Malam ini bulan seperti tak ingin menampakkan wajahnya, bintang yang tadinya bersinar tak terlalu terang tertutup awan yang terbawa angin dari barat daya.
Listrik mati di pulau penuh energi seperti sudah menjadi pengantar malam setiap latihan di lapangan ini. Aku berbaring menatap langit berawan. Termenung mendengarkan apa yang dikatakan pelatihku.
Cerita yang sebelumnya selalu aku gembar-gemborkan pada dunia tentang diriku, tentang keluargaku. Ya, cerita tentang ibu.

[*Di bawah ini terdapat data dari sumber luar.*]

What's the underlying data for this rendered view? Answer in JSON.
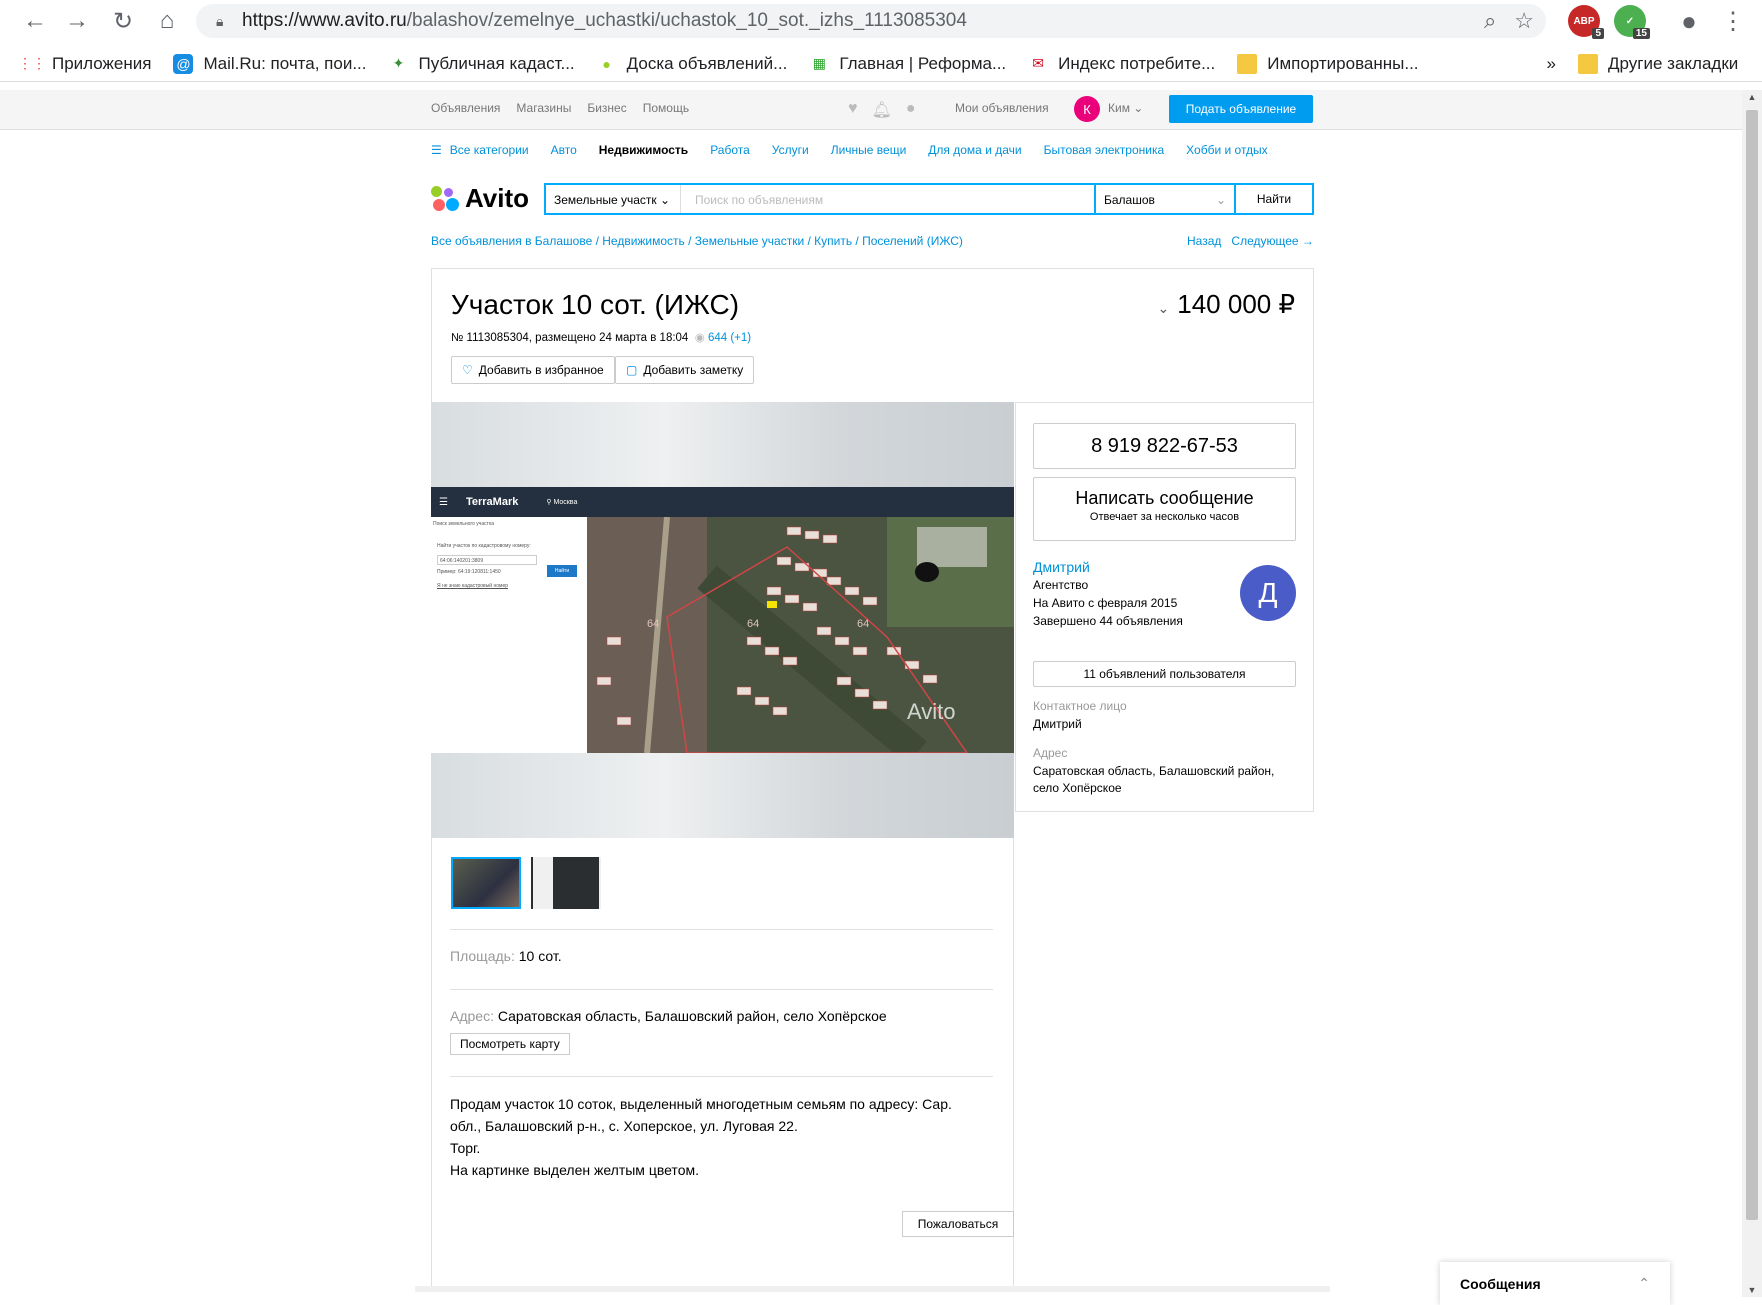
{
  "browser": {
    "url_host": "https://www.avito.ru",
    "url_path": "/balashov/zemelnye_uchastki/uchastok_10_sot._izhs_1113085304",
    "ext_abp_count": "5",
    "ext_other_count": "15",
    "bookmarks": [
      {
        "label": "Приложения",
        "icon": "apps-grid-icon",
        "color": "#ea4335"
      },
      {
        "label": "Mail.Ru: почта, пои...",
        "icon": "mailru-icon",
        "color": "#168de2"
      },
      {
        "label": "Публичная кадаст...",
        "icon": "pkk-icon",
        "color": "#3a8d3a"
      },
      {
        "label": "Доска объявлений...",
        "icon": "avito-icon",
        "color": "#97cf26"
      },
      {
        "label": "Главная | Реформа...",
        "icon": "reforma-icon",
        "color": "#2ea52e"
      },
      {
        "label": "Индекс потребите...",
        "icon": "index-icon",
        "color": "#d0021b"
      },
      {
        "label": "Импортированны...",
        "icon": "folder-icon",
        "color": "#f5c842"
      }
    ],
    "overflow": "»",
    "other_bookmarks": "Другие закладки"
  },
  "topbar": {
    "links": [
      "Объявления",
      "Магазины",
      "Бизнес",
      "Помощь"
    ],
    "my_ads": "Мои объявления",
    "avatar_letter": "К",
    "user_name": "Ким",
    "post_button": "Подать объявление"
  },
  "categories": {
    "all": "Все категории",
    "items": [
      "Авто",
      "Недвижимость",
      "Работа",
      "Услуги",
      "Личные вещи",
      "Для дома и дачи",
      "Бытовая электроника",
      "Хобби и отдых"
    ],
    "active": "Недвижимость"
  },
  "logo": "Avito",
  "search": {
    "category": "Земельные участк",
    "placeholder": "Поиск по объявлениям",
    "city": "Балашов",
    "button": "Найти"
  },
  "breadcrumbs": "Все объявления в Балашове / Недвижимость / Земельные участки / Купить / Поселений (ИЖС)",
  "pager": {
    "back": "Назад",
    "next": "Следующее →"
  },
  "listing": {
    "title": "Участок 10 сот. (ИЖС)",
    "meta": "№ 1113085304, размещено 24 марта в 18:04",
    "views": "644 (+1)",
    "price": "140 000 ₽",
    "fav_button": "Добавить в избранное",
    "note_button": "Добавить заметку",
    "map_app": {
      "brand": "TerraMark",
      "city": "Москва",
      "panel_title": "Поиск земельного участка",
      "panel_hint": "Найти участок по кадастровому номеру:",
      "cadastre_value": "64:06:140201:3809",
      "find": "Найти",
      "example": "Пример: 64:19:120811:1450",
      "link": "Я не знаю кадастровый номер",
      "parcel_label": "64",
      "watermark": "Avito"
    },
    "area_label": "Площадь:",
    "area_value": "10 сот.",
    "address_label": "Адрес:",
    "address_value": "Саратовская область, Балашовский район, село Хопёрское",
    "map_button": "Посмотреть карту",
    "description": [
      "Продам участок 10 соток, выделенный многодетным семьям по адресу: Сар.",
      "обл., Балашовский р-н., с. Хоперское, ул. Луговая 22.",
      "Торг.",
      "На картинке выделен желтым цветом."
    ],
    "complain": "Пожаловаться"
  },
  "seller": {
    "phone": "8 919 822-67-53",
    "write": "Написать сообщение",
    "reply": "Отвечает за несколько часов",
    "name": "Дмитрий",
    "type": "Агентство",
    "since": "На Авито с февраля 2015",
    "done": "Завершено 44 объявления",
    "avatar_letter": "Д",
    "ads_button": "11 объявлений пользователя",
    "contact_label": "Контактное лицо",
    "contact_value": "Дмитрий",
    "address_label": "Адрес",
    "address_value": "Саратовская область, Балашовский район, село Хопёрское"
  },
  "messages_bar": "Сообщения",
  "colors": {
    "accent": "#009cf0",
    "link": "#0091d9",
    "avatar_user": "#e9007a",
    "avatar_seller": "#4a5cc7"
  }
}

Pikiranku terbang, melayang membayangkan apa yang aku lakukan sampai saat ini. Aku selalu menyalahkan keadaan. Tanpa aku peduli apa yang dulu dan nanti terjadi.
Sudah lebih dari 7 bulan aku jauh dari rumah, menjalani proses mewujudkan mimpi yang tanpa aku sadari aku sendiri yang merangkainya. Emosi dan keegoisan membutakan mata hati, membuatku selalu percaya ini bukan mauku, bukan keinginan dan jalan yang aku pilih.

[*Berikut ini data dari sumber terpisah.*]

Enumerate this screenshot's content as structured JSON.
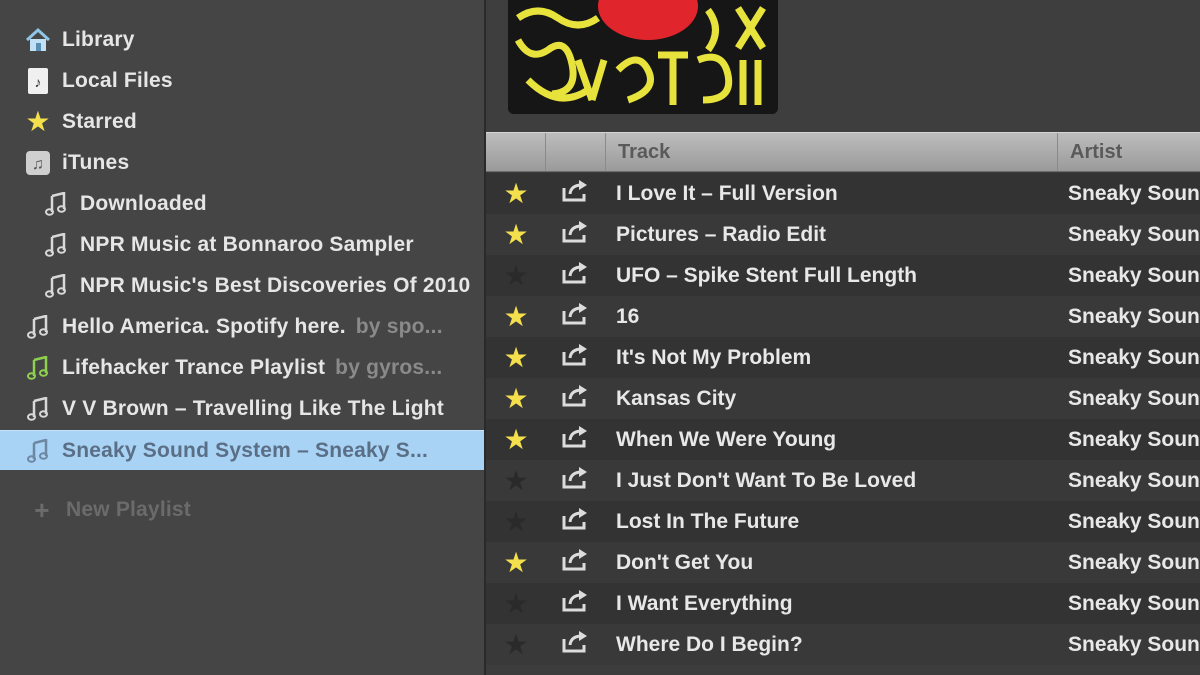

Teringat lagi sebulan yang lalu, terakhir kali aku pulang ke rumah. Aku selalu mencari barang favoritku, laptop. Tak sengaja aku temukan sebuah buku yang akupun tak mengerti apa maksudnya. "99 Cara Mengerti Anak", judul yang sudah sedikit aku lupa. Entah ini yang membuat ibuku sedikit lebih lembut atau entahlah.
Bertemu dengan ibu, sesuatu yang selalu membuat aku canggung dan merasa aneh. Kini saat bertemu atau saat di rumah jarang sekali aku dengar ibu meninggikan suaranya seperti dulu, bahkan aku tak pernah lagi mendengarnya menegurku ketika menghabiskan makanan yang ia bawa.
Aku mulai tersadar dari lamunanku, tak terasa mataku mulai berkaca, air mata tak dapat lagi kutahan. Untung lampu masih belum menyala, jadi aku tak perlu malu untuk menyeka airmata. Kuambil hp dari dalam tas, kembali lagi aku rebahkan diri di lapangan ini.
Mencoba menghilangkan sejenak fokus pada pembicaraan coach-ku, ku mainkan game favoritku. Ah, masih tak bisa. Hatiku masih terasa ngilu, ku buka aplikasi favoritku selanjutnya, piano. Mulai ku memainkan jemari, menekan not nada secara acak. Entah sadar atau tidak, aku mulai memainkan lagu bunda.
Air mata kembali menetes, mengalir dari sisi mataku. Ku resapi setiap dentuman nada yang ku mainkan sendiri. Meresapi setiap cerita tentang ibu.
Kembali aku merenung, oh Tuhan apa yang sudah aku kira tentang ibuku? Bagaimana bisa aku tak bisa mengertinya, mengerti dia yang walau dengan kerasnya berusaha mengerti aku? Maafkan aku yang tak pernah bersyukur memiliki ibu sepertimu bu.
Kini aku tahu betapa berharganya kehadiranmu, betapa pentingnya dirimu dalam kehidupanku. Aku akan belajar mendekatkan diriku denganmu, menghancurkan egoisku yang selama ini membutakan hati dan pikiranku. Oh ibu, tidak ada seorangpun yang dapat menggantikan hadirmu.
Entah bagaimana aku harus mengungkapkan rasaku untukmu bu, mungkin jika ada kalimat yang lebih bermakna daripada sekedar AKU SANGAT MENCINTAIMU, itulah yang bisa menggambarkan perasaanku, IBU.